Es ist das Horrorszenario eines jeden Autofahrers: Nach dem Einkauf im Supermarkt schleppen wir die Taschen Richtung Auto. Doch wo eben noch das Vehikel stand, ist nur noch ein leerer Parkplatz vorzufinden. Ungläubig suchen wir die Reihen ab – doch weit und breit fehlt jede Spur. Haben Autodiebe zugeschlagen?
Heute ist es für Langfinger besonders einfach, ein Auto zu stehlen, wenn es über ein sogenanntes Keyless-Go-System verfügt: Dabei muss der Schlüssel nur im Hosensack mitgeführt werden, um Türen und Kofferraum zu öffnen oder zu schliessen – auf dieses Komfort-Extra verzichten heute die wenigsten Kundinnen.
Kaum Vorwissen nötig
Für Diebe ideal: Denn sie brauchen kein fundiertes Wissen zum Hacken oder Entschlüsseln von Daten, sondern nur einen frei und legal erhältlichen Reichweiten-Verlängerer, mit dem sie die Autos blitzschnell öffnen und danach wegfahren können, ohne Spuren zu hinterlassen. Solche Geräte sind für rund 100 Franken im Elektronikhandel erhältlich.
Für dieses fast perfekte Verbrechen kann sich ein Dieb mit seinem Gerät mehrere Meter neben dem Autoschlüssel befinden. Sein Komplize steht mit dem zweiten Gerät in der Nähe der Autotür – die Funksignale können dabei laut deutschem Automobilclub ADAC über Hunderte von Metern verlängert werden. Das funktioniere sogar dann, «wenn der Schlüssel im Haus liegt oder der Besitzer im Biergarten sitzt mit dem Schlüssel in der Hosentasche», erklärt der ADAC gegenüber dem Fachmagazin Auto Motor & Sport.
Keine Einbruchspuren
Ist der Motor des überbrückten Fahrzeugs erst einmal gestartet, läuft er so lange weiter, bis der Tank oder bei E-Autos der Akku leer ist.

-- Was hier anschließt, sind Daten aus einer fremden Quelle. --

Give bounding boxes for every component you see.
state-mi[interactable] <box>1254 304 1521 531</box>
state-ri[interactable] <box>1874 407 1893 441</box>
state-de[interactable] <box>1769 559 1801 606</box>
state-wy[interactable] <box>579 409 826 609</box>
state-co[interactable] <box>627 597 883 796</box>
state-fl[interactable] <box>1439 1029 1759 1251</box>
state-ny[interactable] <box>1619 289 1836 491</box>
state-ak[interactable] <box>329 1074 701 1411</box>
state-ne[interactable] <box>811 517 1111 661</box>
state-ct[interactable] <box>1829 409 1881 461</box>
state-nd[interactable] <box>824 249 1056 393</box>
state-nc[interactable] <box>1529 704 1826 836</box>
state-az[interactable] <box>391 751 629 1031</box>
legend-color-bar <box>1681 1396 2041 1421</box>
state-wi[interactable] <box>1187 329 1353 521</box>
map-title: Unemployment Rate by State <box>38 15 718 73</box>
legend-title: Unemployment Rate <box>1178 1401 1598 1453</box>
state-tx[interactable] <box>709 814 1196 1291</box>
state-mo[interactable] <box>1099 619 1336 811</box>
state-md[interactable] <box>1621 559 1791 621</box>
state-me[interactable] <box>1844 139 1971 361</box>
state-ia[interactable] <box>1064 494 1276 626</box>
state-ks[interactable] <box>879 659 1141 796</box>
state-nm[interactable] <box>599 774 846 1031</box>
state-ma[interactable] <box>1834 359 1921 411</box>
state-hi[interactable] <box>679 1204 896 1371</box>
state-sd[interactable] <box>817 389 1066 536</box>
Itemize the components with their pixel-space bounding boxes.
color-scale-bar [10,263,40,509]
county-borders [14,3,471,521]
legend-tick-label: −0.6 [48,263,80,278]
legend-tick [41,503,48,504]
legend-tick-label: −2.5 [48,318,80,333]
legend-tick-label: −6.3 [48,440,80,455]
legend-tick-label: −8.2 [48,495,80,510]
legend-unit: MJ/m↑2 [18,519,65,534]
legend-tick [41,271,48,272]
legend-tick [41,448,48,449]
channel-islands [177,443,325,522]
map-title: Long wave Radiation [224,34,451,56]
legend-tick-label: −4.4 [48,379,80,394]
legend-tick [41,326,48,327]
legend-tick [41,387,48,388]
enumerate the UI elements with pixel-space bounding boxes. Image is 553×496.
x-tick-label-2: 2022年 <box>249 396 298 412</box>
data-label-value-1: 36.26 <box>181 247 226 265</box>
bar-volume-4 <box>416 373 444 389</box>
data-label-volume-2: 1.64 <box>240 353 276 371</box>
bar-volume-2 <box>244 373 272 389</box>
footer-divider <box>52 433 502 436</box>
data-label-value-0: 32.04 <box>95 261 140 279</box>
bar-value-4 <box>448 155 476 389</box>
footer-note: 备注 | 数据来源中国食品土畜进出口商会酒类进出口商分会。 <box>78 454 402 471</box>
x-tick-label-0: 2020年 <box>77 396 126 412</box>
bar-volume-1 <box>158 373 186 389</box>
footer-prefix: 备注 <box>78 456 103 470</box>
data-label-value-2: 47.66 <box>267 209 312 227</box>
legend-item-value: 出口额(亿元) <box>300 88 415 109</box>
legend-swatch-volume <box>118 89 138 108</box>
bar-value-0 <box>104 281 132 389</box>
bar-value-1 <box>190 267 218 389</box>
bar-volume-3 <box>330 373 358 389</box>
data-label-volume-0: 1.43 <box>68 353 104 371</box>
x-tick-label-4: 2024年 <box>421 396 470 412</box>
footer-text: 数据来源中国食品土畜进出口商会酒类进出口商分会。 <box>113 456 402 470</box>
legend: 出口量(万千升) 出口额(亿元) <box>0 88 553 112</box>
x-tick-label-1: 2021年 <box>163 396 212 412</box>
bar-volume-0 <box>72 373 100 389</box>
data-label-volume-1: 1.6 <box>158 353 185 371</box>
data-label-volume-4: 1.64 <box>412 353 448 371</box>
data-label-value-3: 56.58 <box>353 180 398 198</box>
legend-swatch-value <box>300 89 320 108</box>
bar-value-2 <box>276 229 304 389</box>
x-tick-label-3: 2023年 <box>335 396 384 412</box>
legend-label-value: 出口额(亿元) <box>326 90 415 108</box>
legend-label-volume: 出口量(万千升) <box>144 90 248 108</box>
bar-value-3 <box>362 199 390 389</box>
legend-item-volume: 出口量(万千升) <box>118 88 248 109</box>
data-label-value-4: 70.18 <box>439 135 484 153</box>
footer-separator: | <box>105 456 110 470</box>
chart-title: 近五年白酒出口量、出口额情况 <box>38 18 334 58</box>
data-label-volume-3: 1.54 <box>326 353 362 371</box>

Besonders fies: Weil keine Einbruchspuren hinterlassen werden, können die Bestohlenen sogar in den Verdacht des Versicherungsbetrugs geraten, wenn das geklaute Auto später mit leerem Tank aufgefunden wird.
Schutz gegen den Trick bieten Etuis, welche die Funkwellen der Schlüssel blockieren. Allerdings muss der Fahrer den Schlüssel dann immer aus der Tasche fummeln und anschliessend wieder wegstecken, was das Keyless-System quasi sinnlos macht. Bei vielen Fahrzeugen lässt sich die Keyless-Funktion komplett deaktivieren – auch das ist für die meisten Kunden wohl eine unbefriedigende Lösung.
Nur wenige Autos diebstahlsicher
Deutlich besser: ein Keyless-Go-System mit Ultra-Wide-Band-Technik (UWB). UWB-Chips messen die Entfernung von Schlüssel zu Auto. Kommt ein Reichweiten-Verlängerer eines Autodiebs zum Einsatz, merkt das System, dass die Entfernung nicht mehr stimmt und hält das Auto geschlossen. Aber: Von den vom ADAC über die letzten Jahre über 500 untersuchten Fahrzeugen verfügen lediglich 24 über Keyless mit UWB-Technik!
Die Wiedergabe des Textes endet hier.